Kasokela Village lies near Luansobe in Masaiti District of the Copperbelt Province in northern Zambia. The population of Kasokela live in a remote rural community which has no local school, no local health services and before this project, no access to safe water. Old and sick people find it hard to fetch water far from their houses and due to a shortage of clean water, hygiene is poor.
Luansobe is an area of approximately 1,200 sq kms with a population of 37,000 – mainly subsistence farming families. The average family size is about seven and many families are looking after the HIV/AIDS orphans of deceased relatives.
There are no formal water systems and most people draw water from unprotected hand-dug wells or river-beds often some distance from their home. In a socio-economic survey conducted in 2010, only 43% of the inhabitants reported having access to clean water and often this was at some considerable distance from their homes. 30% of eligible children do not attend primary school and those that do walk an average of 70 minutes to and from school each day.
Before this project, most of the families in Kasokela drew water by rope and bucket from an unprotected well that had been tested by the local Environmental Health Officer and was found to be bacteriologically contaminated. It took on average a 30-45 minute round trip to collect this unsafe water.
The project was implemented by Just a Drop’s local partner Kaloko Trust and sponsored by The Bournemouth Ladies. The project started as the project team visited the local community and explained both the aims of the project and the selection criteria.
The conditions for assistance (all of which would assist in long-term sustainability) were:
- The formation of a representative Water and Sanitation (Wat-San) Committee
- The selection of at least two candidates for borehole maintenance training
- Agreement by the community of the levying of a user fee and the level of fee set
- The opening of a bank account for depositing the levy.
A Water and Sanitation Committee (Wat-San) was formed from the Kasokela community with five men and five women. The Wat-San Committee agreed to be responsible for ongoing maintenance and were trained in the maintenance and repair of the hand pump. The committee have also been provided with a repair toolkit to maintain the borehole every six months.
The committee were also trained to establish and manage funds for repair and maintenance of the water supply system. A monthly levy will be contributed at a cost of ZMW 5 (55p) per household. The user fees are collected and held in a bank account, where currently there is a capital fund of ZMW 1,500 – approximately £163.
The community made contributions in kind which formed part of the project and saved costs. They contributed labour and local materials for the construction of the apron. There were minor issues during the project as the contractor was delayed in installing the hand-pump because of a shortage of supply in Zambia. (The pumps had to be imported from South Africa, which delayed the completion of the project).
By the end of December 2013, after a hydro geological survey was conducted the borehole was drilled and fitted with an India Mark II hand pump. Time taken to collect water has now been reduced to only 5 – 10 minutes.
The project will therefore have the combined benefits of improving the health status of families by reducing the incidence of water-related diseases and reducing the time spent by women and girls in fetching water.
An added benefit of the borehole is that it has already attracted other people to settle in the village.
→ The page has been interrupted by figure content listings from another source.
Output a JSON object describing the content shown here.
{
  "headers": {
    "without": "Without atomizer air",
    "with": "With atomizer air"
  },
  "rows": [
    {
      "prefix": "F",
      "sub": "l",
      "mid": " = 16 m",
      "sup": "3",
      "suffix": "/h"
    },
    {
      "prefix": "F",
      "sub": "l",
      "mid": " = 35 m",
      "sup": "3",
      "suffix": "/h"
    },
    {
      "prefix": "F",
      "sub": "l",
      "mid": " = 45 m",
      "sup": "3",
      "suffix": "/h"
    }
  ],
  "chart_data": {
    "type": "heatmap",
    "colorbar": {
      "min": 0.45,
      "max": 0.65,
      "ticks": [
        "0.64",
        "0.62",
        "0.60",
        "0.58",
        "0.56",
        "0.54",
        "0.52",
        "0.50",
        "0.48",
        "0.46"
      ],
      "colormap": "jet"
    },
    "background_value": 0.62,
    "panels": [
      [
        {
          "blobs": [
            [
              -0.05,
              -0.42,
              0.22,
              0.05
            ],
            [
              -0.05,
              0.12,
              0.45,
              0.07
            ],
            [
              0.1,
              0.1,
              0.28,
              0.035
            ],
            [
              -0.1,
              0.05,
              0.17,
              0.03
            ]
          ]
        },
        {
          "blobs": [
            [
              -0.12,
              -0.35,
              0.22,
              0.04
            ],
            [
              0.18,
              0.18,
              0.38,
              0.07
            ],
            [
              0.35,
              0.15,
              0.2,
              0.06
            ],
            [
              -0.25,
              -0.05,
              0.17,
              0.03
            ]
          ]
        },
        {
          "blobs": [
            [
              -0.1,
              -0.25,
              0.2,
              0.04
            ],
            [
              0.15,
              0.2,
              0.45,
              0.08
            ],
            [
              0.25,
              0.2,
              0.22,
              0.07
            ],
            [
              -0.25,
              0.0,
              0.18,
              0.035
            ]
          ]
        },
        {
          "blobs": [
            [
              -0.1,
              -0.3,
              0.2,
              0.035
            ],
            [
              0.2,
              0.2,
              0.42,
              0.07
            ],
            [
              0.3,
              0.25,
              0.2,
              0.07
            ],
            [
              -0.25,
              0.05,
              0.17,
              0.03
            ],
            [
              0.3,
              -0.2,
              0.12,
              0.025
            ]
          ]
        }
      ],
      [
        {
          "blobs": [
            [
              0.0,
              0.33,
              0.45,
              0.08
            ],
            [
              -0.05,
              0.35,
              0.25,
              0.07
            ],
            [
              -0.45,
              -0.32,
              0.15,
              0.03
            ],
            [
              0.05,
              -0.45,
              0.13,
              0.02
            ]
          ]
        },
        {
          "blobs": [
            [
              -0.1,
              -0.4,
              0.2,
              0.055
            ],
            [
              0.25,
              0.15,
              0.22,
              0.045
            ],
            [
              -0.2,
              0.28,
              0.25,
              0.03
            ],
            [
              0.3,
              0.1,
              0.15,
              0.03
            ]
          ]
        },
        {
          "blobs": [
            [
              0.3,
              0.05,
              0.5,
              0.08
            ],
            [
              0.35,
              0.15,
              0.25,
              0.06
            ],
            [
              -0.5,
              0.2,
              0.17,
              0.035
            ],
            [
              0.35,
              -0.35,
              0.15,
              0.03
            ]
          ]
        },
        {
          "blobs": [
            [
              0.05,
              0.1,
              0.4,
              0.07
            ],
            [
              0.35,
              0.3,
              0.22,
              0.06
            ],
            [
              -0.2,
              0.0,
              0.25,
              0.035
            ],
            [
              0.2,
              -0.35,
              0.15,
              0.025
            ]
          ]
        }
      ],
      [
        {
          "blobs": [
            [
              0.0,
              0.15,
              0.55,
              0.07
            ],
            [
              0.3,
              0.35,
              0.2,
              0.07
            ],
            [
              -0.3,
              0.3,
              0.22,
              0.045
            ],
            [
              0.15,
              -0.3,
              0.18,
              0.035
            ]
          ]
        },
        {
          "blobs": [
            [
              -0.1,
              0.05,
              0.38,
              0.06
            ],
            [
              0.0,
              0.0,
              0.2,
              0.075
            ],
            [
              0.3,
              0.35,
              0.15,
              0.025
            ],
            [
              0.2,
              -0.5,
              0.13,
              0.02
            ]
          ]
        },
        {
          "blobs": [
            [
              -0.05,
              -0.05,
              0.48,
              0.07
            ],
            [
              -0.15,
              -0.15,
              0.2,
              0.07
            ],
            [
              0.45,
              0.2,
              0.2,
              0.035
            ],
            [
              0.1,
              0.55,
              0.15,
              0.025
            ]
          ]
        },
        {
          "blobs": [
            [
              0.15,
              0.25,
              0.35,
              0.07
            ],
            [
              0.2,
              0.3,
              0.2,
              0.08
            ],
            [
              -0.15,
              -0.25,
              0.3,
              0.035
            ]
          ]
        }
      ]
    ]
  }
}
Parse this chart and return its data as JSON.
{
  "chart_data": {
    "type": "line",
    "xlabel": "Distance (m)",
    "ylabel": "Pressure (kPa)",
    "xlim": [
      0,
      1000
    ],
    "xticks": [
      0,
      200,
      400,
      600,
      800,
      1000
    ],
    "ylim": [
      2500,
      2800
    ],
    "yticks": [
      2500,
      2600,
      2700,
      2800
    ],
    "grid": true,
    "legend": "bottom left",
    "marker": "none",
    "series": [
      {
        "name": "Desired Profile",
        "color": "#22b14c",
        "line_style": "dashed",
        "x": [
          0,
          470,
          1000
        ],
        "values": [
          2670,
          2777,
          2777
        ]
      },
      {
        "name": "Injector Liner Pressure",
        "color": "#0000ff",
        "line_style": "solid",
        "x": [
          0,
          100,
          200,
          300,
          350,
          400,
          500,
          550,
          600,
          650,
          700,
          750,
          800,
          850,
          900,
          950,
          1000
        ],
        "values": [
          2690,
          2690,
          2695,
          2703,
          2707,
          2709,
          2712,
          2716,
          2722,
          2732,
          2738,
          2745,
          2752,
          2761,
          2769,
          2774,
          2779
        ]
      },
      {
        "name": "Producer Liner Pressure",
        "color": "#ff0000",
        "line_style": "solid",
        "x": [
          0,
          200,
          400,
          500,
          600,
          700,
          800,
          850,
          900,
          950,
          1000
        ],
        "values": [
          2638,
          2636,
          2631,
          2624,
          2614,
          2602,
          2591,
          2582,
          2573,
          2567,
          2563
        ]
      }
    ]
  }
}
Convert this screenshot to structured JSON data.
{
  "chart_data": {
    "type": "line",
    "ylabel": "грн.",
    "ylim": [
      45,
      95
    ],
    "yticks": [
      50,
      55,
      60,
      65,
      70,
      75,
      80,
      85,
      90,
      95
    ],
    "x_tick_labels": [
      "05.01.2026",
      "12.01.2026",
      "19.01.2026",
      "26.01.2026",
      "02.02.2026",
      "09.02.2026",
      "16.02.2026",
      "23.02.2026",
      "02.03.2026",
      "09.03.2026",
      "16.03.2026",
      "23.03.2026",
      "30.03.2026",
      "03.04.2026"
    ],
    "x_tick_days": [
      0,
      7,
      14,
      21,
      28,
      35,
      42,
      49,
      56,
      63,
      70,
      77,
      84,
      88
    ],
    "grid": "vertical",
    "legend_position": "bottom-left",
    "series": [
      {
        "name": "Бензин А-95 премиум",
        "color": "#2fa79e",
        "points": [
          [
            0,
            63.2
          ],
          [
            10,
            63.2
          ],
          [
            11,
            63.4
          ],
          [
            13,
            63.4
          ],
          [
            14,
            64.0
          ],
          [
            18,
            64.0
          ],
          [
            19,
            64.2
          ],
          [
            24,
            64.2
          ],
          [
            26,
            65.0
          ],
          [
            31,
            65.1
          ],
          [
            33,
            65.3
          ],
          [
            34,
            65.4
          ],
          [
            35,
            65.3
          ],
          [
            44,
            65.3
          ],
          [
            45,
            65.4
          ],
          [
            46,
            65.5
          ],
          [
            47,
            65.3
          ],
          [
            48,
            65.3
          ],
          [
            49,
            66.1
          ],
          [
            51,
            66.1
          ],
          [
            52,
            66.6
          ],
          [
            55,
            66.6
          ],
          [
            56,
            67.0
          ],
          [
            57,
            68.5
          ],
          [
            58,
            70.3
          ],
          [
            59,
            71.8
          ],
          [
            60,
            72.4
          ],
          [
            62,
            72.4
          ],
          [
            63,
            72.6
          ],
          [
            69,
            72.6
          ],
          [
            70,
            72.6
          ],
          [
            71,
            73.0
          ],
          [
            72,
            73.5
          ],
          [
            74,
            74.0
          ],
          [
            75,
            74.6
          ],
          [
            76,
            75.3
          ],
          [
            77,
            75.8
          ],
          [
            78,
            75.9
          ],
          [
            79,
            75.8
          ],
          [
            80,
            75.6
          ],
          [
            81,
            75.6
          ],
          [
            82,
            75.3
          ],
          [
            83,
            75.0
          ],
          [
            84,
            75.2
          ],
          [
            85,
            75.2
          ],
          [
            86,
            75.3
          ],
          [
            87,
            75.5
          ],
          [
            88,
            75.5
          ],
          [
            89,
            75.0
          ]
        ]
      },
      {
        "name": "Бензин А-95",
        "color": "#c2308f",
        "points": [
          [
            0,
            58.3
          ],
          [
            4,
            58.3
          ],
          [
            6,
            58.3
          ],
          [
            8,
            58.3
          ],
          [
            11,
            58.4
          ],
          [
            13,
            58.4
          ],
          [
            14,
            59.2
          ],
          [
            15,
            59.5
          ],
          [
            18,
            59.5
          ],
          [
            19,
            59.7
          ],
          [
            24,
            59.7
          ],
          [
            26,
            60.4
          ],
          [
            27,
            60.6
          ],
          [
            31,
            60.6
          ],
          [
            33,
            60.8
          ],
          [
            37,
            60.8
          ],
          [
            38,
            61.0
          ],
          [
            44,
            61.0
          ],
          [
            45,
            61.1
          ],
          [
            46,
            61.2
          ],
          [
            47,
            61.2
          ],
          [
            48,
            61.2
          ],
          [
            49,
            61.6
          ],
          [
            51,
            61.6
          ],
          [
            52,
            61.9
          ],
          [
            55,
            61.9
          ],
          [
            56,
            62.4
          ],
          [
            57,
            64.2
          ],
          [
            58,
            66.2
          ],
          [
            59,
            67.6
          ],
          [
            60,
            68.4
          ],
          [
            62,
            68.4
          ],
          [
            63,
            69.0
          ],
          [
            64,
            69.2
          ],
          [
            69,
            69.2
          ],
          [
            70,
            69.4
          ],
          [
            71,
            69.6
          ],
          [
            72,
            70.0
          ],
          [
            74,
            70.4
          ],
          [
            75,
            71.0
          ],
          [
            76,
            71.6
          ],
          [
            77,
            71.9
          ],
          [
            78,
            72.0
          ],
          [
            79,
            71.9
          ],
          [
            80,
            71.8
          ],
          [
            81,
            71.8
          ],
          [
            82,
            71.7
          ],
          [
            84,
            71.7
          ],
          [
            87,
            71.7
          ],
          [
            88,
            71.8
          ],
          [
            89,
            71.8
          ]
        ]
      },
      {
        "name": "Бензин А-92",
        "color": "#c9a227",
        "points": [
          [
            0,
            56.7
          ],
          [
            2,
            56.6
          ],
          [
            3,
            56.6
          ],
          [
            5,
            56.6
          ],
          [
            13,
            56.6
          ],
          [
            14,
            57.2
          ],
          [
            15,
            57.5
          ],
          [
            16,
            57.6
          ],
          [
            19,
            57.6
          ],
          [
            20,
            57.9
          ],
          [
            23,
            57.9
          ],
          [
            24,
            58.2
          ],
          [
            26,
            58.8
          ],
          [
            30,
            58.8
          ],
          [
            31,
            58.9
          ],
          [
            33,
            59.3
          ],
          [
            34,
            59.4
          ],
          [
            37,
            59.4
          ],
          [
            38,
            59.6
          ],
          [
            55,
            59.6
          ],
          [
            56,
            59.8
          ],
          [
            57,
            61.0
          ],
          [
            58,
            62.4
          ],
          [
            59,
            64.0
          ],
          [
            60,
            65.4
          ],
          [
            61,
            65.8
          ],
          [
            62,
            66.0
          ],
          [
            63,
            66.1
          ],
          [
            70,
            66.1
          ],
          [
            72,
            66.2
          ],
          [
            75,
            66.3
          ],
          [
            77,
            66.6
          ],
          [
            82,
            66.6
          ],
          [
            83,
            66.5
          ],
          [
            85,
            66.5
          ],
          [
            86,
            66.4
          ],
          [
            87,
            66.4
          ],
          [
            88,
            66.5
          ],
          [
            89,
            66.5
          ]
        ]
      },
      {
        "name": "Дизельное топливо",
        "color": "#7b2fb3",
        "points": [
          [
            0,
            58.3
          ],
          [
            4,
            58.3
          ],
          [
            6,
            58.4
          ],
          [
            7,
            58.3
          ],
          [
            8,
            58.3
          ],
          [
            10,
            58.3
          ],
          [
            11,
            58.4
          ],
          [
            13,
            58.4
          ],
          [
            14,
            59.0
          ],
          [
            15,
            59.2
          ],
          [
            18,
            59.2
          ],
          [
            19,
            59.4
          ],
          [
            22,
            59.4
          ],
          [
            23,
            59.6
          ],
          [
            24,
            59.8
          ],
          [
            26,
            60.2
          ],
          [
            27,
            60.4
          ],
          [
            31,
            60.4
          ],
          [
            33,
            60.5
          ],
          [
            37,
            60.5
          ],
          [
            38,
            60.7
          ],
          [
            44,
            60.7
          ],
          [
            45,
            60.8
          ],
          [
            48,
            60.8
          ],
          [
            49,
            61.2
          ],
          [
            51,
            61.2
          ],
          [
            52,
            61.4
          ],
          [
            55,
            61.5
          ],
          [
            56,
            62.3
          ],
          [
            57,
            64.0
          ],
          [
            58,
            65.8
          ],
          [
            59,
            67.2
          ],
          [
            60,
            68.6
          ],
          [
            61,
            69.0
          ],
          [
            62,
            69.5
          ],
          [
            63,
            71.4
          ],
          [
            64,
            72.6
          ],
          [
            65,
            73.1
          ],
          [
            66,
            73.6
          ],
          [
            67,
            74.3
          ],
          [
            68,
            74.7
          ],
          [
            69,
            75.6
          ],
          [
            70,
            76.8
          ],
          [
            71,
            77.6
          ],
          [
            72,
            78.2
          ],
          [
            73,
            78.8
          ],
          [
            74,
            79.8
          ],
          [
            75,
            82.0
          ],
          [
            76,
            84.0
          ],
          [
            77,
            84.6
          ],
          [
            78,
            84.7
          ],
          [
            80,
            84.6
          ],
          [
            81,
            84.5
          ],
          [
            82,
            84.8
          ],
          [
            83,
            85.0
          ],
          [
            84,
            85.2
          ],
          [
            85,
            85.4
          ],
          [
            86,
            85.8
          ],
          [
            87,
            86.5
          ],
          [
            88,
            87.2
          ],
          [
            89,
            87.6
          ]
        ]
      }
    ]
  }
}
All the farm land that was vacant before the project started has now been occupied which is a wonderful additional outcome.
Mabvuto lives in a thatched house about 1 km from the borehole. He remembers the community dug a shallow well in the middle of a river valley but during the rainy season the well filled with dirty run-off water. Most of the run-off was mixed with cow dung. There was no other alternatives for the local people but to drink the water mixed with cow dung in the well. He explained how diarrhoea was common amongst everyone in the community and thanks Just a Drop and the Bournemouth Ladies for their support to drill a borehole that is producing clean water.
Raphael used to walk a long distance to draw water, about 2 kms each way. To draw water he had to climb down inside the well to scoop the water into a 20 litre container. Now the distance has been reduced to less than a kilometre (round-trip), and collecting the water is safe and easy.
Our sincere thanks to the Bournemouth Ladies for making this project possible.